Can Dogs Experience Jealousy?
Anyone who thinks dogs can’t feel jealousy has never met my dog. My French Bulldog, Huggs, is very well-behaved. Trained as therapy dog, he is quiet and low-key, that is until you are not paying “enough” attention to him. He is well known in the family for wanting something anytime you are doing anything else. Whether that means climbing onto your newspaper or casually leaning backwards across your lap so you can’t possibly use your laptop, making dolphin-esque noises when you stop touching him, or squeezing himself between my husband and I, he is either extraordinarily jealous, or the biggest attention-whore known to dog-kind, or both. I’ll go with both.
As a kid we had Simon the Lhasa Apso who was happy as can be until we introduced our second dog, a Shih Tzunamed Wally. When Simon wasn’t hiding under the bed in protest, he took to stealing things from the bedrooms and would run by tossing it in the air so everyone would come after it and away from whatever adorable thing Wally was doing. Was he jealous? If he was a kid, we probably would have sat down with him and told him that we loved him and his new brother equally and they get the same amount of attention. But if you are a first born child, you probably felt what Simon felt: that it simply wasn’t true (did I mention I’m the baby of my family?)

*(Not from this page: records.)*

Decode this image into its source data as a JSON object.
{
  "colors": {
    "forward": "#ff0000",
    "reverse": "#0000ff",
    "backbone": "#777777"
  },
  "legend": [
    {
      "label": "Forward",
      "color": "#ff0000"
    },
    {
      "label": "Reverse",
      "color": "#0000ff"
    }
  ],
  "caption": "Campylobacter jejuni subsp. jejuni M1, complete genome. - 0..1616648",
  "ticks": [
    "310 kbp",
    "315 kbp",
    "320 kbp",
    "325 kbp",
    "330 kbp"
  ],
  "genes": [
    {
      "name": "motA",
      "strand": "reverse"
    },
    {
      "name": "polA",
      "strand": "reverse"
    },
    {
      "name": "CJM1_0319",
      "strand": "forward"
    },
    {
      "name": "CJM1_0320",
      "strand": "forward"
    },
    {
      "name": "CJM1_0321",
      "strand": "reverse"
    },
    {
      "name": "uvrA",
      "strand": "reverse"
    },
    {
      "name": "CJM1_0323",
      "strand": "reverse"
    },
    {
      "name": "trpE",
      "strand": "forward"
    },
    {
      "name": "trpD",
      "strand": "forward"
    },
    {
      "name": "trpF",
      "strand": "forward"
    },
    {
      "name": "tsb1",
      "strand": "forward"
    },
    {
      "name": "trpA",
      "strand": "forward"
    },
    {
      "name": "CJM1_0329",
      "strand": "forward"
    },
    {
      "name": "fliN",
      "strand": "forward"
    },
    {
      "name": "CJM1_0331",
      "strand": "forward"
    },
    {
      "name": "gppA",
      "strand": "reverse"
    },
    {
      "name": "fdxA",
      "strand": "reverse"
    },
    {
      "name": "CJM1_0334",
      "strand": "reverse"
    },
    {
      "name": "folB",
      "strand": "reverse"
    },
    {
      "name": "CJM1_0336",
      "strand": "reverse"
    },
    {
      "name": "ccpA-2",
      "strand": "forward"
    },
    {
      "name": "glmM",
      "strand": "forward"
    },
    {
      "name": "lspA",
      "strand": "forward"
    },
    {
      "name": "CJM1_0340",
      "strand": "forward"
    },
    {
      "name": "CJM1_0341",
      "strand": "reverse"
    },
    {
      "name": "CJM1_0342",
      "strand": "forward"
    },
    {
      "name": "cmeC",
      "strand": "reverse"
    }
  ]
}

I actually had this discussion about dogs and jealousy with my family just the other day. The common consensus was that jealousy is a complex emotion and therefore reserved for human feeling (and squabbling,) not something dogs would concern themselves with. But a new study from PLOS ONE, might make you rethink how dogs think.
Adapting a test that has been used to determine jealous behavior in human infants, Psychologists from the University of California, San Diego researchers were able to determine that dogs do in fact feel jealous.
Researchers videotaped 36 small breed dogs reacting to their owners ignoring them and instead displaying affection to an animated, stuffed dog that barked, whined and wagged its tail. During these interactions with the plush pet, over three-quarters of the real dogs pushed or touched their owners. The dogs also made attempts to get in between the stuffed animal and the owners, or went as far as to growl at the imposter.
The findings mirror those of studies of 6-month-old babies who had jealous reaction to their moms interacting with a doll, but were less concerned about moms interacting with a book.
Psychologist Christine Harris, who led the study, says she’s been studying jealousy for many years — but in humans.
So what does she think of the dogs?
The fact that these dogs seemed like they were trying to draw their owners away from the stuffed animal indicates that they’re feeling something very similar to human jealousy, Harris says.
But in the end (as convincing as it seems) the study still doesn’t prove that dogs feel jealousy. “The problem is that [the researchers] didn’t look at how dogs would react just to those objects,” Laurie Santos , director of the Canine Cognition Center at Yale University tells NPR. Jealousy is a complex emotion. If we find out that dogs feel the same way, “either jealousy is less complicated because animals show it, or animals are more complicated than we thought.”
While the study might not be conclusive, there is no doubt that whether your call it jealousy, fear or sadness, dogs feel something when someone or something gets in the way of the love and attention they deserve. This site is filled with information helping dogs to adjust to life changes and additions of new family members, be it human, dog or other. Just like with humans, some dogs are likely to feel the pull of emotions greater than others.